I felt like shaking him on several occasions because there seemed to be no response to anything i said. He was walking around in a dream most of the time and it seemed as thought he was on another planet. A bit like me on Saturday Morning after a Friday night out. ;-) But he's only 17 and doesn't drink so he's no excuse.

Went shopping to Asda on my way home tonight and was bombarded with over the top customer service.
"thank you for waiting sir"
"do you want any help with your packing?"
"hasn't it been cold today?"
"these are really nice arn't they?"
"would you like any cashback with that?
etc etc.
It's like having your hair cut, the nosey buggers keep asking never ending questions. Now we know what happend to all those interrigators when they shut Guantanamo Bay.
They all got jobs at Asda

6 comments:

Vilges Suola said...

The prattle that check out assistants are required to spiel drives me scatty.

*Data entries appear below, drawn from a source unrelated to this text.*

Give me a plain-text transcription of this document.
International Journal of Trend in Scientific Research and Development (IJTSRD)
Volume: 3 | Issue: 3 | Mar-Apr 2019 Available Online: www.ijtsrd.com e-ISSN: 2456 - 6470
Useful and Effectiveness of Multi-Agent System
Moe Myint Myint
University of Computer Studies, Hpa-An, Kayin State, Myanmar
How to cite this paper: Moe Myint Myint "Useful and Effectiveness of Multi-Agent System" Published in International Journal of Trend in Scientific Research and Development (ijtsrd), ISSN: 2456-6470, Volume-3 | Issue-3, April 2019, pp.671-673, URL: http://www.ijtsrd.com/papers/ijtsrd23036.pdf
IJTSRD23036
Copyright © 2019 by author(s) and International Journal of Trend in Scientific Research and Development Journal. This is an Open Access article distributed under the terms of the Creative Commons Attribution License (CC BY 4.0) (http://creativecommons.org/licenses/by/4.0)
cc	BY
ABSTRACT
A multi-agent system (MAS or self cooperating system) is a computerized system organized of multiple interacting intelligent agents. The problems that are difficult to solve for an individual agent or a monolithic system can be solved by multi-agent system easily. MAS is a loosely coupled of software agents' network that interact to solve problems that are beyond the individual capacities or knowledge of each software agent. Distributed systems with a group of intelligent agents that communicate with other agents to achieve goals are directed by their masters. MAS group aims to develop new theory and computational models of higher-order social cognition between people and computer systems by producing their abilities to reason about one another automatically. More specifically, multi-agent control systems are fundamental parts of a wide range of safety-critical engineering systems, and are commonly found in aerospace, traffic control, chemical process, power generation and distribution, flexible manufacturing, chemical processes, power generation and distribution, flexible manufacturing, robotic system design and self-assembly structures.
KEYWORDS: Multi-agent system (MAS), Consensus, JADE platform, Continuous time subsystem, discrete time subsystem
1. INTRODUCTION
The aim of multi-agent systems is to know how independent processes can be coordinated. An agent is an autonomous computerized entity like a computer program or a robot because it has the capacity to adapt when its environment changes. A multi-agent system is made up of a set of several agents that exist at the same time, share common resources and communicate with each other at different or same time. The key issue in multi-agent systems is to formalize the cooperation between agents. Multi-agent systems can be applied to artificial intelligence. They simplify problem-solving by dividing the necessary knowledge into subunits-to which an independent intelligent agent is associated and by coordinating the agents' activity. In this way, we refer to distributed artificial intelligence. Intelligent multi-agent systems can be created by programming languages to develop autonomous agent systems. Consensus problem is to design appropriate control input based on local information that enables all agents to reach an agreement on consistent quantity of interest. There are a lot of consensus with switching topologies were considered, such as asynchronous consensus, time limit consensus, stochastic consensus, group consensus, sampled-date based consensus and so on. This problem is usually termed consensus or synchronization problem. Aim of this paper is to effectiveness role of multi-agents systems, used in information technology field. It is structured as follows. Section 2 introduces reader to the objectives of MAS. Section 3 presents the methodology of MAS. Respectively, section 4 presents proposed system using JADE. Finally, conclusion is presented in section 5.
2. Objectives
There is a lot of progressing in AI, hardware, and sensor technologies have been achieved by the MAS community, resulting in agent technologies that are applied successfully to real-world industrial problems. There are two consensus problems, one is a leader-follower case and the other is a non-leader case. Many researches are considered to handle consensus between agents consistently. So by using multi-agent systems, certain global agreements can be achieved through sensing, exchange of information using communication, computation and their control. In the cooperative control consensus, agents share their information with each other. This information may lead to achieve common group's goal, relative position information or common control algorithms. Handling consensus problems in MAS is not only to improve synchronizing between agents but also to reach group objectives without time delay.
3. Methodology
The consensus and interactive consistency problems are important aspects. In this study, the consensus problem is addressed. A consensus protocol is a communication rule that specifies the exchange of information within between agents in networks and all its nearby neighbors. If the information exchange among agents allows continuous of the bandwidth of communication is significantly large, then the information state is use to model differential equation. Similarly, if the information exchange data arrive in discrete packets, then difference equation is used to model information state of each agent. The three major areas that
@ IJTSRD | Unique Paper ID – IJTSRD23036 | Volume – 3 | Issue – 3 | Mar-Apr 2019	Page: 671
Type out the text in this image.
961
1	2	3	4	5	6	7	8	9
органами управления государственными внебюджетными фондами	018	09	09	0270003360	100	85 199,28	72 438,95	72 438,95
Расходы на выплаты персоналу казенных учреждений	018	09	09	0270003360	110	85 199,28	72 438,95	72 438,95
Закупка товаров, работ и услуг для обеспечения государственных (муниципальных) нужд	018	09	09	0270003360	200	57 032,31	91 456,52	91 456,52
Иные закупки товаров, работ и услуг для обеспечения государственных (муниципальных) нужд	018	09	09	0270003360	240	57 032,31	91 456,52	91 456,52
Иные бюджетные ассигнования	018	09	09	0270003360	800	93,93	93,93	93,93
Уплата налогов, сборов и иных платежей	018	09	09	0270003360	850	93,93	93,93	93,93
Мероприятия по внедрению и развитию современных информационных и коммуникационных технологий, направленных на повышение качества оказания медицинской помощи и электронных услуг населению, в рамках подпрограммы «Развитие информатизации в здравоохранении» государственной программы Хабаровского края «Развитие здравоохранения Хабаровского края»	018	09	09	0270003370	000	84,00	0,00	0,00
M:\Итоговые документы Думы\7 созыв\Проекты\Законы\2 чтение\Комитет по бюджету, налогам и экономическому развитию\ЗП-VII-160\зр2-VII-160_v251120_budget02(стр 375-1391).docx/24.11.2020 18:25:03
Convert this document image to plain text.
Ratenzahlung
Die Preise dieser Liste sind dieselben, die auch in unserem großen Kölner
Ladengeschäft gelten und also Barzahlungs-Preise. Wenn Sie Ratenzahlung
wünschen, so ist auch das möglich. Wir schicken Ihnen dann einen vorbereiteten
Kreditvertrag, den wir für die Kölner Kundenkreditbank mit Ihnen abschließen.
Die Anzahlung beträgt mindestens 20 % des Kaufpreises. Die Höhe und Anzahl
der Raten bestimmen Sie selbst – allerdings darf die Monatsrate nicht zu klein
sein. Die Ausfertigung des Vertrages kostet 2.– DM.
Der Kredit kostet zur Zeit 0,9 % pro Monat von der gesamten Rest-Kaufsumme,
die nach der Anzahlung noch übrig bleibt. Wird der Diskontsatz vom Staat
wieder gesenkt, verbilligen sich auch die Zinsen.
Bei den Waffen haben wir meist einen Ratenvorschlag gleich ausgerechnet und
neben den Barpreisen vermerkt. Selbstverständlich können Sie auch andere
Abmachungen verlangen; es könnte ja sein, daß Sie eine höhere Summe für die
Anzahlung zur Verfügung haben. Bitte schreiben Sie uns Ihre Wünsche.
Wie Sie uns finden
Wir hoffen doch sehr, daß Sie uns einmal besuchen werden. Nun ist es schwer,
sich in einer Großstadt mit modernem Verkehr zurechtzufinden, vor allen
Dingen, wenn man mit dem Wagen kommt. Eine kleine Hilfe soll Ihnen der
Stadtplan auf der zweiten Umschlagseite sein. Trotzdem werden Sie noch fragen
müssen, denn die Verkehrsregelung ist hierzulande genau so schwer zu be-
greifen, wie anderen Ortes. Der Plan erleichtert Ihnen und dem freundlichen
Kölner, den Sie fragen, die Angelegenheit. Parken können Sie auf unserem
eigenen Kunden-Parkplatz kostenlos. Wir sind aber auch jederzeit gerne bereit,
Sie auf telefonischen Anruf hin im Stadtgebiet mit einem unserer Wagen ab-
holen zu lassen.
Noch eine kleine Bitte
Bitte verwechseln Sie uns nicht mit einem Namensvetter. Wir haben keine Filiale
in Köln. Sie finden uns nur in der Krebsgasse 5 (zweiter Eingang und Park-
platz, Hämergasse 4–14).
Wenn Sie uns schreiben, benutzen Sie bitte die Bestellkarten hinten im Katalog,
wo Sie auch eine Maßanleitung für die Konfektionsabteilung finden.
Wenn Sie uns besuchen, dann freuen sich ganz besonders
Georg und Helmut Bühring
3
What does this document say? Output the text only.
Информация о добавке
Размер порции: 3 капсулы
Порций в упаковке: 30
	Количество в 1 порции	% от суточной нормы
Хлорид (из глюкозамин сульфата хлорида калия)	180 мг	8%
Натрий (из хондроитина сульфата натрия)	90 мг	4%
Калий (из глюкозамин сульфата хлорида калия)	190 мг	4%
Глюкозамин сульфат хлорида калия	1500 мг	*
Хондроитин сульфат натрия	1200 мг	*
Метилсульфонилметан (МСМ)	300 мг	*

When I get the 'thank you for waiting' bit, I always feel like saying 'well, if I wanted these spuds these onions and this wine I had no fucking choice, had I?' butI have to bear in mind that they are REQUIRED by some management twerp with his newly acquired MBA and an 'O' level in Language Mangling to do all this bloody chirpy boot-licking.

The worst was one day at Peterborough station. The lad clipping tickets at the exit had to parrot 'thank you sir, a pleasure!' for every damn ticket he punched. God help us.

Mambam said...

Yeh Vilges, you know they don't wanna say it and you know they've been told to do it. So you also know it means nothing.

naturgesetz said...

Well, at least they don't get to tell people what they really think! Management has to put words in their mouths, for "an idle mouth is the devil's workshop."

When the new lad is inducted, will you be his supervisor and have to evaluate him?


Word verification: grade — what the new lad might not make, but you definitely are

drew said...

I know all these service people are trained in trying to be the most polite and professional they can be. I agree some of it is annoying but it's better than being rude and non-engaging like some can do.

What was the fight with Daniel over?

Good job helping your Mom.. You know after living with someone so long she loves the company.

Mind Of Mine said...

The funny thing is, if they are mystery shopped and don't give the spiel they could face disciplinary action.

Do the people upstairs not realise, no one wants to hear that shit. Just take my money, help me pack and shut the fuck up!

Vilges Suola said...

Mind of Mine, quite right. The 'personal touch' ceases to be a personal touch when it's imposed, applied by rote and, worst of all, policed by the 'Mystery Shopper'. Do these really exist, or is it like the bogeyman?